The small locomotive engine, Number 4, came clanking, stumbling down from Selston with seven full waggons. It appeared round the corner with loud threats of speed, but the colt that it startled from among the gorse, which still flickered indistinctly in the raw afternoon, outdistanced it at a canter. A woman, walking up the railway-line to Underwood, drew back into the hedge, held her basket aside, and watched the footplate of the engine advancing. The trucks thumped heavily past, one by one, with slow inevitable movement, as she stood insignificantly trapped beneath the jolting black waggons and the hedge; then they curved away towards the coppice where the withered oak-leaves dropped noiselessly, while the birds, pulling at the scarlet hips beside the track, made off into the dusk that had already crept into the spinney.

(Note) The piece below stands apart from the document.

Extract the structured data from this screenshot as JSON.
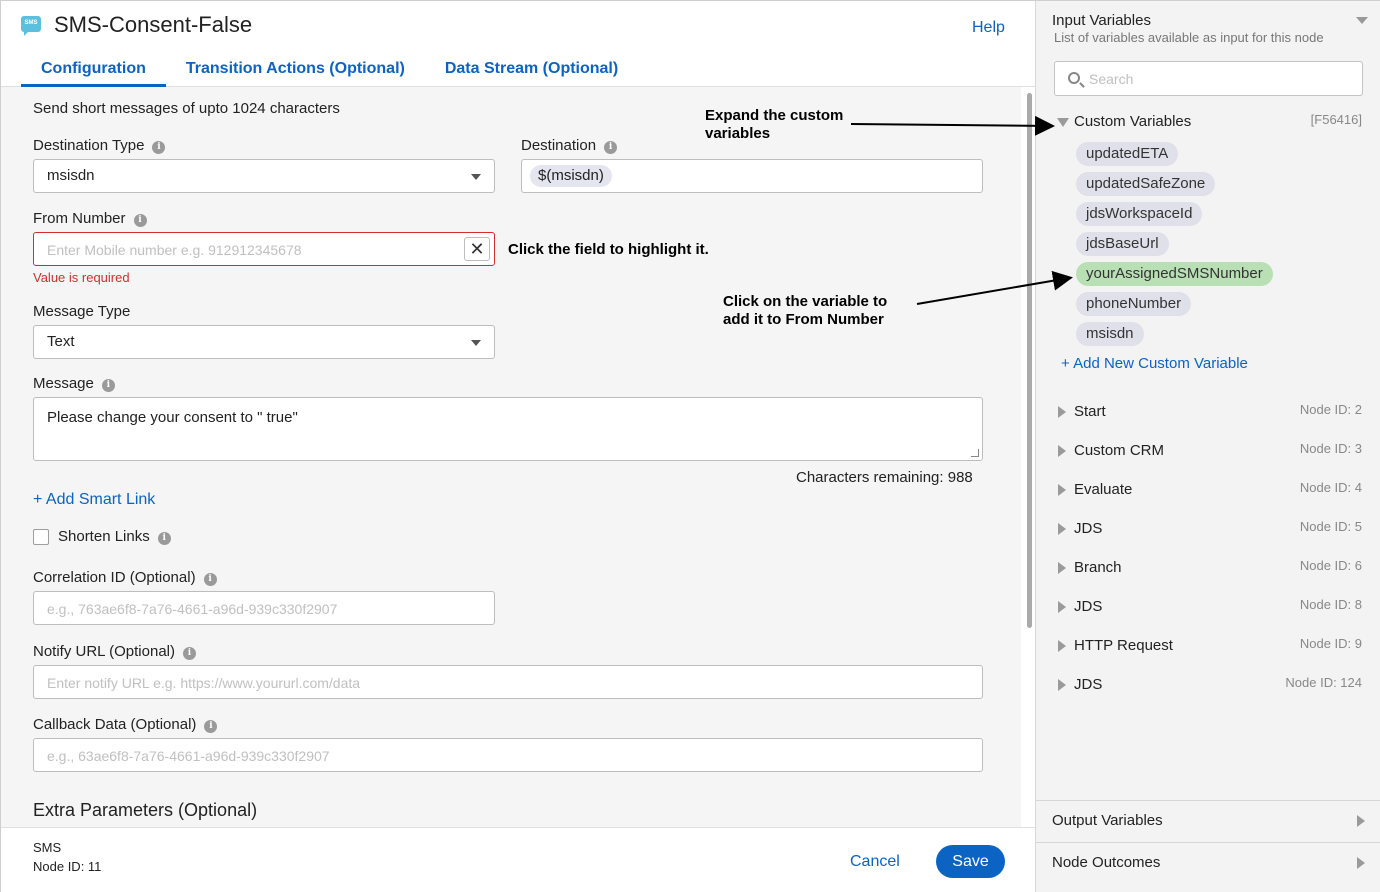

First lines of "Odour of Chrysanthemums" by D.H.Lawrence (1910)
See above. These were the first lines I read as I began my A level English Literature course at Beverley Grammar School in the East Riding of Yorkshire in September 1970. For some odd reason, I have always remembered that reference to Selston and today I visited the place for the very first time.

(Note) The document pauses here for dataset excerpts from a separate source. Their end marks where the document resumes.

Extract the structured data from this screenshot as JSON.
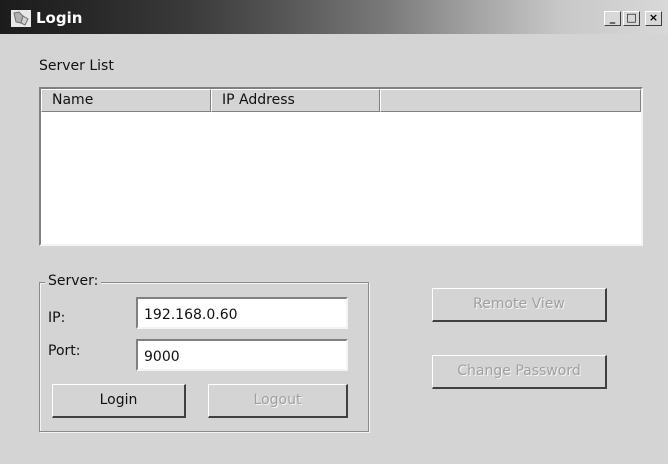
{
  "window": {
    "title": "Login",
    "app_icon": "app-icon",
    "controls": {
      "minimize": "_",
      "maximize": "□",
      "close": "×"
    }
  },
  "server_list": {
    "label": "Server List",
    "columns": [
      "Name",
      "IP Address",
      ""
    ],
    "rows": []
  },
  "server_group": {
    "label": "Server:",
    "ip_label": "IP:",
    "ip_value": "192.168.0.60",
    "port_label": "Port:",
    "port_value": "9000"
  },
  "buttons": {
    "login": "Login",
    "logout": "Logout",
    "remote_view": "Remote View",
    "change_password": "Change Password"
  },
  "states": {
    "logout_enabled": false,
    "remote_view_enabled": false,
    "change_password_enabled": false
  }
}
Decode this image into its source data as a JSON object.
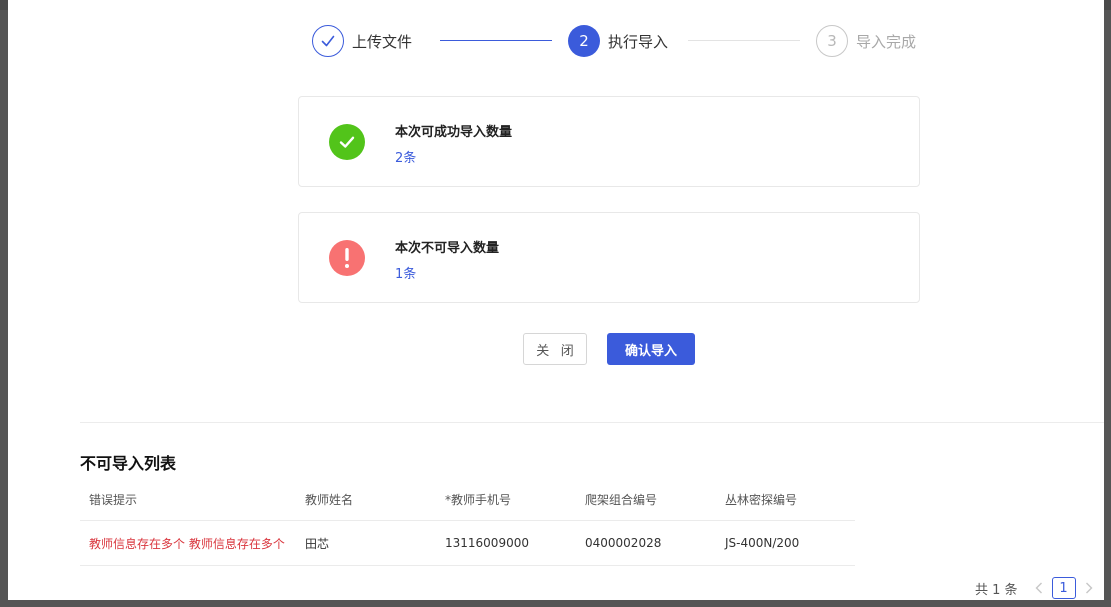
{
  "steps": [
    {
      "index": "1",
      "label": "上传文件",
      "state": "done"
    },
    {
      "index": "2",
      "label": "执行导入",
      "state": "active"
    },
    {
      "index": "3",
      "label": "导入完成",
      "state": "wait"
    }
  ],
  "results": {
    "success": {
      "title": "本次可成功导入数量",
      "count": "2条",
      "icon": "check-circle-icon",
      "color": "#52c41a"
    },
    "fail": {
      "title": "本次不可导入数量",
      "count": "1条",
      "icon": "exclamation-circle-icon",
      "color": "#f87272"
    }
  },
  "actions": {
    "close_label": "关 闭",
    "confirm_label": "确认导入"
  },
  "list": {
    "title": "不可导入列表",
    "columns": [
      "错误提示",
      "教师姓名",
      "*教师手机号",
      "爬架组合编号",
      "丛林密探编号"
    ],
    "rows": [
      [
        "教师信息存在多个 教师信息存在多个",
        "田芯",
        "13116009000",
        "0400002028",
        "JS-400N/200"
      ]
    ]
  },
  "pagination": {
    "total_text": "共 1 条",
    "current_page": "1"
  },
  "colors": {
    "primary": "#3b5bdb",
    "error_text": "#d9363e"
  }
}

I had just driven Frances and Phoebe down to nearby Sutton-in-Ashfield where they met up with Stewart ahead of a long drive down to Surrey. They are spending the weekend down there with several members of Stewart's family. Our rendezvous was the "Costa" coffee shop by the A38.

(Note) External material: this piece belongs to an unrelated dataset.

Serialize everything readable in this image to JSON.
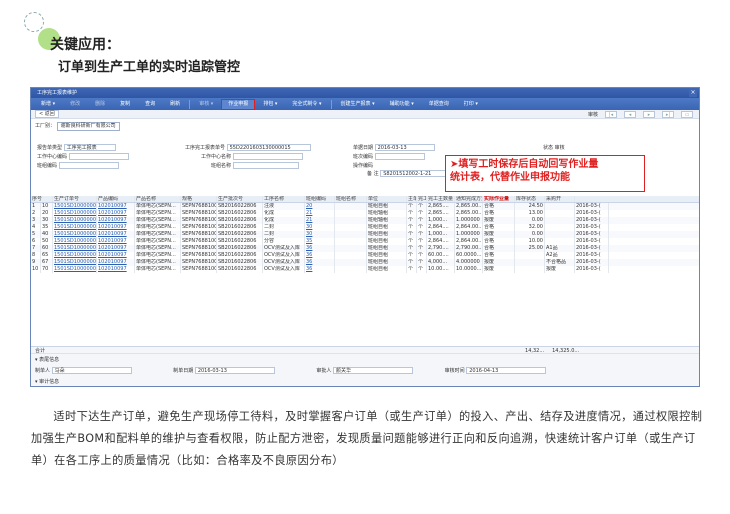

I expected Selston to be a grim post-industrial mining village which had had the heart ripped out of it by Thatcher in the eighties but it turned out to be quite a pleasant place with many nice private houses along with streets of social housing. The days of coal mining are long gone now and if he could rise from his grave in New Mexico, D.H. Lawrence would hardly recognise "The Country of My Heart" as he once called this corner of Nottinghamshire.
By the way, when Frances was getting the coffees in "Costa", two women - probably a mother and daughter - cooed with delight when I lifted Phoebe from her car seat. They commented on her lovely eyes and her general cuteness. As a proud grandpa, I was, as folk will often say in England, "right chuffed".